What to say to your college freshman (about money)

Talking to your college freshman about budgets
OCCU  -  09.27.2018

Sending your newly minted college freshman off to college can be nerve-wracking. You want to give your child the best possible start in life, but sometimes it’s hard to know what to say. What words of advice will best prepare them for the real world?

Some parents urge their children to follow their passion. Others advocate choosing a practical major that will lead to a high-paying job. But regardless of the path your child chooses, you can never go wrong with some sound financial guidance.

In one survey, hundreds of parents with college grads offered advice for parents whose kids are just starting college. One advised parents to “teach them how to manage their money and don’t always just give it to them.” Another suggested letting kids “do as much of the real-life living as they can, like paying bills, rent, etc.”

Most college students live in a financial gray area where they’re still getting help from their parents but making their own day-to-day decisions about money. The choices they make now can have a long-term impact. Having the money talk can help them avoid the most common money pitfalls college students face. Here are a few key topics to cover:

How to budget

Students typically get a financial aid disbursement at the beginning of each term, and they have to make it last for the next three months. Without basic budgeting skills, they risk spending too much and running out of money halfway through the term.

Help your college student formulate a basic budget. Tally up their expenses, subtract the total from their income and discuss strategies for stretching the rest out over the whole term. Now is also a good time to discuss spending priorities and explain the difference between necessities that must get paid, like rent or utilities, versus discretionary spending on things like pizza and Netflix.

How to use credit responsibly

Indiscriminate charging can lead to all sorts of trouble, but avoiding credit cards altogether will put your child at a disadvantage down the road when they want to apply for a lease, take out a business loan or buy a home. That’s why it’s important to give your college freshman some guidance on how to build credit without taking on too much debt.
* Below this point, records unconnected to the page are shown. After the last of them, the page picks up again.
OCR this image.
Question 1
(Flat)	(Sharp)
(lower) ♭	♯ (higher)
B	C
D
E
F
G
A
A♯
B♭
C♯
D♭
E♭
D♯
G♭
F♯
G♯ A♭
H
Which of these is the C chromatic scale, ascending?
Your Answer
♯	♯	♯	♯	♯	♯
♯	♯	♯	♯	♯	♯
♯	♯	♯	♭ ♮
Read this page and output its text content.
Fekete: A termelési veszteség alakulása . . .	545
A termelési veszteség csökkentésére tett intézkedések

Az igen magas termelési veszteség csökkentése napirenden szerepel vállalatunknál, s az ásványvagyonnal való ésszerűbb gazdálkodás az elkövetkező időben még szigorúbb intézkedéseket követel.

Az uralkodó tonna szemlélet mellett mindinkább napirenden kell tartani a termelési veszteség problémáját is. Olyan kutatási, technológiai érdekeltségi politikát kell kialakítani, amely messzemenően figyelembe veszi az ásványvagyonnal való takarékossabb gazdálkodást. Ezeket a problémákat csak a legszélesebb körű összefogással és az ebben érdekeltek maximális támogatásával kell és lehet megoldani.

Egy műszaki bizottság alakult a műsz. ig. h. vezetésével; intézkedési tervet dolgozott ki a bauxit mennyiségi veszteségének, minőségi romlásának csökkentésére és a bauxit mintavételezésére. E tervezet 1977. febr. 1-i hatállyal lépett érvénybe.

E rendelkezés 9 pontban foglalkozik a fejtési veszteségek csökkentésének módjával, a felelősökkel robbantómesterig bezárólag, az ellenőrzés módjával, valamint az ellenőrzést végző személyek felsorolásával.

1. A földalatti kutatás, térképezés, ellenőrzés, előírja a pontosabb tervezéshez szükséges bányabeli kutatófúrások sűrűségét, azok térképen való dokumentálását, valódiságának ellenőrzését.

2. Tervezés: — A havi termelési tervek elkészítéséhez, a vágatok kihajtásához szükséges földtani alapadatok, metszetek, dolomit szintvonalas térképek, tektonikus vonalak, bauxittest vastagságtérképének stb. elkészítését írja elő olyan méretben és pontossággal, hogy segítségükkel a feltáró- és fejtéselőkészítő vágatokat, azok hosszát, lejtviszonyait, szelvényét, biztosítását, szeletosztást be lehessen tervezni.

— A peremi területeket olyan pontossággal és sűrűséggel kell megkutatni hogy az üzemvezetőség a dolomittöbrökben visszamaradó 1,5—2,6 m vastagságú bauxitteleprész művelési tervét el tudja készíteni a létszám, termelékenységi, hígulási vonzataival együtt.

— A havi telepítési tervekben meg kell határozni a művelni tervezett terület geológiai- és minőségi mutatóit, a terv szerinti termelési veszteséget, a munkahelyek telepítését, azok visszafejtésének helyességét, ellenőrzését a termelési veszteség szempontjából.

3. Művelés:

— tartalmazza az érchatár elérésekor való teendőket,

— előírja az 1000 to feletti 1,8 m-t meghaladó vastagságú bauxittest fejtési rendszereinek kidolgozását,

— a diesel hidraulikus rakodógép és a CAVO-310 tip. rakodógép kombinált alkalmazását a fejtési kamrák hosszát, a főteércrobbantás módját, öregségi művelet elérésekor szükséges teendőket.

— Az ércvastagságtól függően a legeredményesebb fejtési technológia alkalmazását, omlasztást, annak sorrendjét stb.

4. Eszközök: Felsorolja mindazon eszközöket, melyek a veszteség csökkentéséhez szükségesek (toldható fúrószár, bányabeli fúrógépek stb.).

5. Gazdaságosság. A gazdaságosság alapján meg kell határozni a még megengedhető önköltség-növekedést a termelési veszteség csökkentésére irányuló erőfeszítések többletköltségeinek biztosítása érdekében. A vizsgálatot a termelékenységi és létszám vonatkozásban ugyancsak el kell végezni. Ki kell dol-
Explain to your child what a credit score means and what factors affect it, like making payments on time, and show how to monitor a credit report for changes. Discuss best practices for credit card use, such as paying more than the minimum payment each month and not charging more than one can comfortably pay off. If you’ve co-signed on your child’s credit card, set clear rules about when to use it and who’s responsible for paying the bill.

How much help they can expect from you

Whether you plan on pitching in for expenses or expect your freshman to stand on his or her own two feet, it’s important to be clear from the outset how much you can help. Discuss what you’ll be able to contribute, and set up a system for doing so.

“It’s better to set up a budget with a regular allowance distributed either by month or semester rather than simply doling out money as things come up,” says Karen Levin Coburn, co-author of “Letting Go: A Parents’ Guide to Understanding the College Years.” “That way, the student learns about budgeting and keeping track of expenses.”

What to do if they get in a financial pinch

College students need space to make mistakes and practice picking themselves up again. But it also helps to have a playbook for when things aren’t going their way. Talk to your child about what to do if they make mistakes like overspending or forgetting to pay their bills. What are their options if they run out of money? What steps can they take to get back on track?

Above all, keep the lines of communication open. When finances go awry, you want to hear about it while the problem is still small—not after it’s had time to snowball.

“Frank discussions about family finances can go a long way toward establishing mutual understanding and realistic expectations for students and parents alike,” Coburn says.